One of those trends heavily affects his ability to stay on the floor. Playing less than 20 minutes a night through 45 games, Sullinger averaged 3.4 personal fouls. Had he reached the necessary number of games, that rate would place him fifth in the league in fouls per game.

This is a major way the injury could have lasting effect on the player. Missing half of last season means referees weren’t able to get a decent enough look and grasp of how Sullinger plays defense. He won’t get a whole lot of benefit next season on bang-bang calls. His width and overall body type lends itself to taking charges.

Unfortunately, that only works consistently after earning the referees’ trust.

It is also a signal that Sullinger needs to work on his defensive footwork. When he takes his time and can choreograph something in the paint, he is stellar. Sullinger has some nice footwork on the offensive end. However, when he has to react with post defense, he will resort to guessing, which leads to costly fouls.

Frontcourt starters in the NBA simply can’t withstand a foul rate like Sullinger had as a rookie. Obviously, as an undersized power forward, there are going to be situations he can’t avoid. Still, the Celtics won’t hesitate to bring him off the bench, if that is where he’ll be after a few minutes of playing time off per start anyway.

There were nine other big men taken before Sullinger in the 2012 NBA draft. Among them, he seems to rank right in the middle. Five players had a better PER than his 13.52, but players like Thomas Robinson, Tyler Zeller and Meyers Leonard similarly struggled to gain footing.

In comparison to his teammates, Bass’ PER fell to a miserable 12.68, while Kris Humphries had a similar 13.67. 

One of the major things Sullinger has going for him in the playing time argument is that the Celtics hold control of his contract for around 8.2 million over the next four years. Bass becomes a $6.9 million expiring contract next summer and Humphries is already a $12 million one.

That is pretty much it for Sullinger’s depth-chart competition right now. Vitor Faverani and Olynyk will be playing more center. This isn’t, however, an opportunity to rest a bit. Per DraftExpress’ 2014 mock draft, nine of the top 15 picks in next year’s class are bigs. That includes the likes of Julius Randle, Aaron Gordon and Jabari Parker, all power forwards who could attract the Celtics' lottery eyes.

Sullinger having a good-to-breakout year helps him two-fold. It will keep Boston out of range in the lottery to grab one of those potential studs next June while also helping his own case for being the power forward of the future.

In nine of the 11 games as a rookie that saw Sullinger play 25-plus minutes, he registered either double-digit points or rebounds. That includes four double-doubles.

After two months, it really seemed like Sullinger was getting into a groove. In 15 January games, before his season-ending injury, he was averaging 7.0 points and 7.2 rebounds in 23.2 minutes per game. 

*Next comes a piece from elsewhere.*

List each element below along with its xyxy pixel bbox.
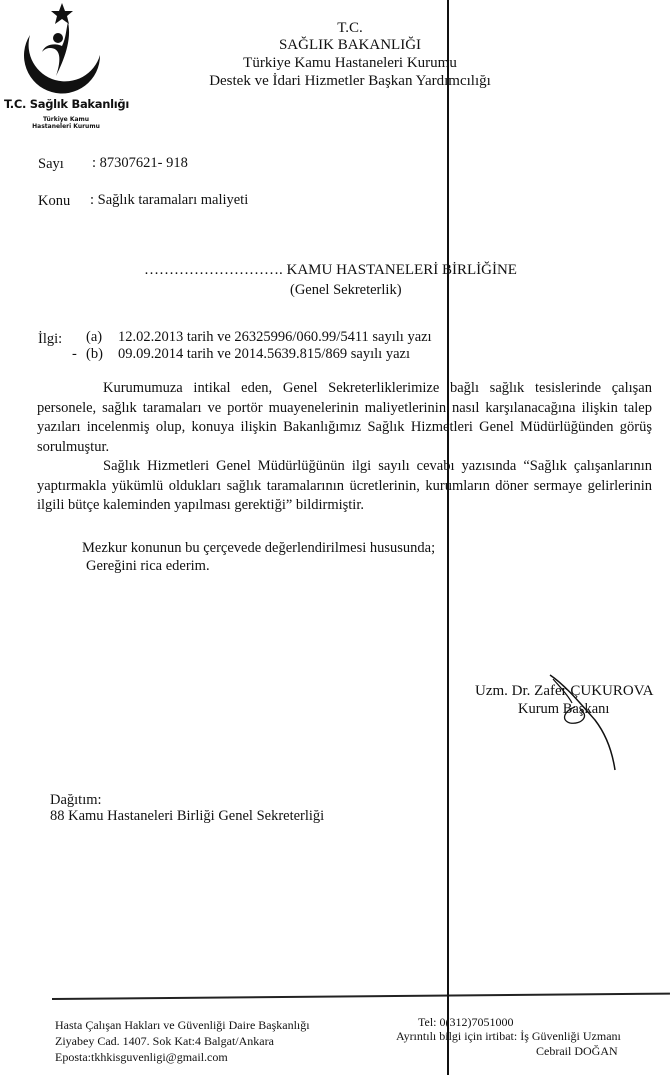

Fearlessness was possibly his most impressive trait as the year went on. It didn’t manifest itself in drives to the hoop or post-up moves, but in hard fouls and protecting the paint. Sullinger will never be a big shot-blocker or intimidating enforcer, but protecting the paint and standing up for oneself is how you earn respect as a smaller power forward. 

There is nothing scarier than a smaller big shying away from contact in the paint. That could potentially be a death knell in the NBA. Sullinger is tougher than his season-ending back problems would suggest. That will serve him well moving forward.

Altogether, Jared Sullinger had a promising rookie season. Unfortunately, even though he will be wearing the same-color jersey, his team has vastly changed in makeup and outlook. While you can’t necessarily throw out those 45 games of last season, he has to prove himself once again to a new coach and set of teammates.

To do so, there is a vast amount of work to be put in. Falling behind in development next season could be far more detrimental to his future than Sullinger may realize. Fortunately, he seems like the kind of player who understands that and takes motivation from it on and off the court.